Qualche consiglio utile
Urge la necessità di adottare delle precauzioni, e tra queste la gente troppo spesso include il semplice stipulare una polizza assicurativa.
L’assicurazione può senza dubbio essere un rimedio per chi incappa in determinate circostanze ma devono esistere dei presupposti di preparazione, come degli atti propedeutici, che sono quelli dell’adozione di misure di sicurezza: la polizza va vista come l’ultimo di una serie di atti e non come l’unico che permette al cliente di tutelarsi. 
Innanzitutto si raccomanda alla persona, fisica o giuridica che sia, di effettuare backup periodici su dischi esterni, disconnessi dalla rete principale in maniera tale da stare al sicuro da qualsiasi trojan, i quali per prima cosa agiscono andando a verificare se vi siano backup o altri device connessi alla rete, da infettare loro volta.
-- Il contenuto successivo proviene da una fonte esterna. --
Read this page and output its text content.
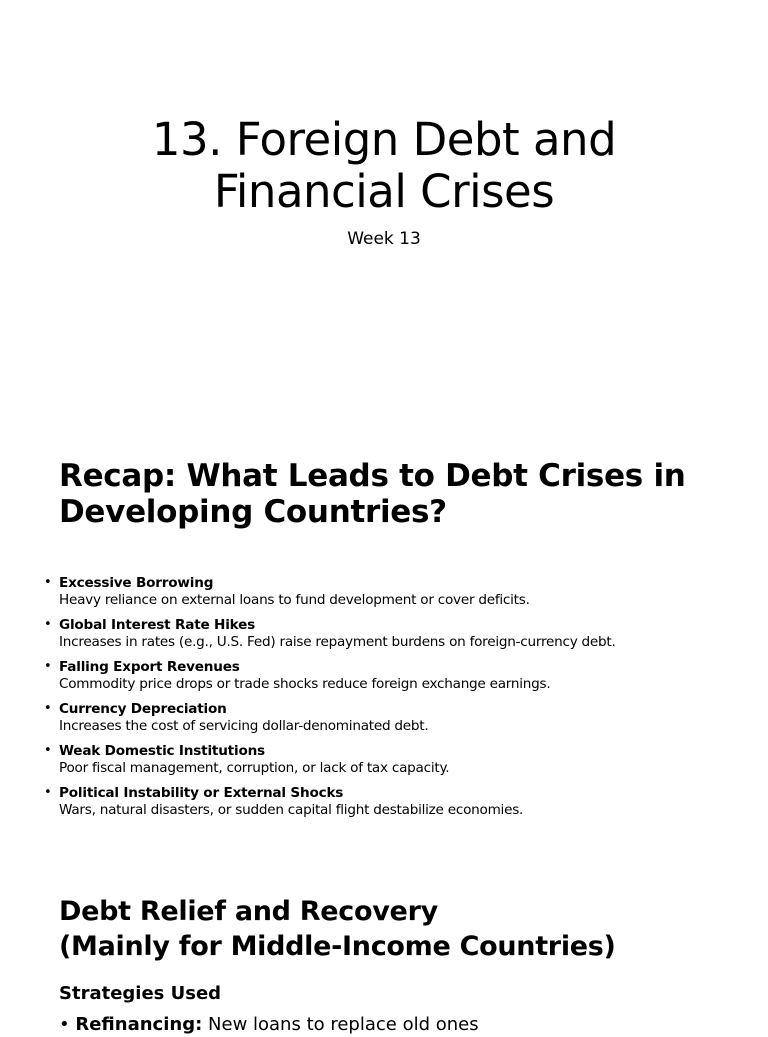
13. Foreign Debt and
Financial Crises

Week 13

Recap: What Leads to Debt Crises in
Developing Countries?
• Excessive Borrowing
Heavy reliance on external loans to fund development or cover deficits.
• Global Interest Rate Hikes
Increases in rates (e.g., U.S. Fed) raise repayment burdens on foreign-currency debt.
• Falling Export Revenues
Commodity price drops or trade shocks reduce foreign exchange earnings.
• Currency Depreciation
Increases the cost of servicing dollar-denominated debt.
• Weak Domestic Institutions
Poor fiscal management, corruption, or lack of tax capacity.
• Political Instability or External Shocks
Wars, natural disasters, or sudden capital flight destabilize economies.
Debt Relief and Recovery
(Mainly for Middle-Income Countries)
Strategies Used
• Refinancing: New loans to replace old ones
Non si deve mai dimenticare di andare a verificare la tipologia di protocollo di trasferimento: un sito che tratta dati sensibili o transazioni assai difficilmente lo troveremo in http invece di https; si rammenta poi di verificare l’estensione del file, perché spesso il malware è stato avviato scaricando un file allegato eseguibile la cui tipologia non viene mostrata dal gestore di posta elettronica, abilitando l’opzione Mostra estensioni nomi file nelle impostazioni; infine disabilitando la riproduzione automatica (autorun) di chiavette Usb, cd/dvd e altri supporti esterni e, più in generale, evitare di inserire questi oggetti nel nostro computer se non siamo certi della provenienza.

Solo di fronte a queste precauzioni, unite nel campo aziendale a un’adeguata formazione del personale sul tema delle policy internet e sull’utilizzo dei dispositivi personali in ambito lavorativo, si può pensare a un’assicurazione che copra i rischi connessi. In un ambito così intrinsecamente aleatorio occorre una disciplina dettagliata dei comportamenti che sono tenuti a tenere i contraenti, andando a limare le possibilità di errori umani e rimborsando solo coloro che si sono attenuti alle indicazioni.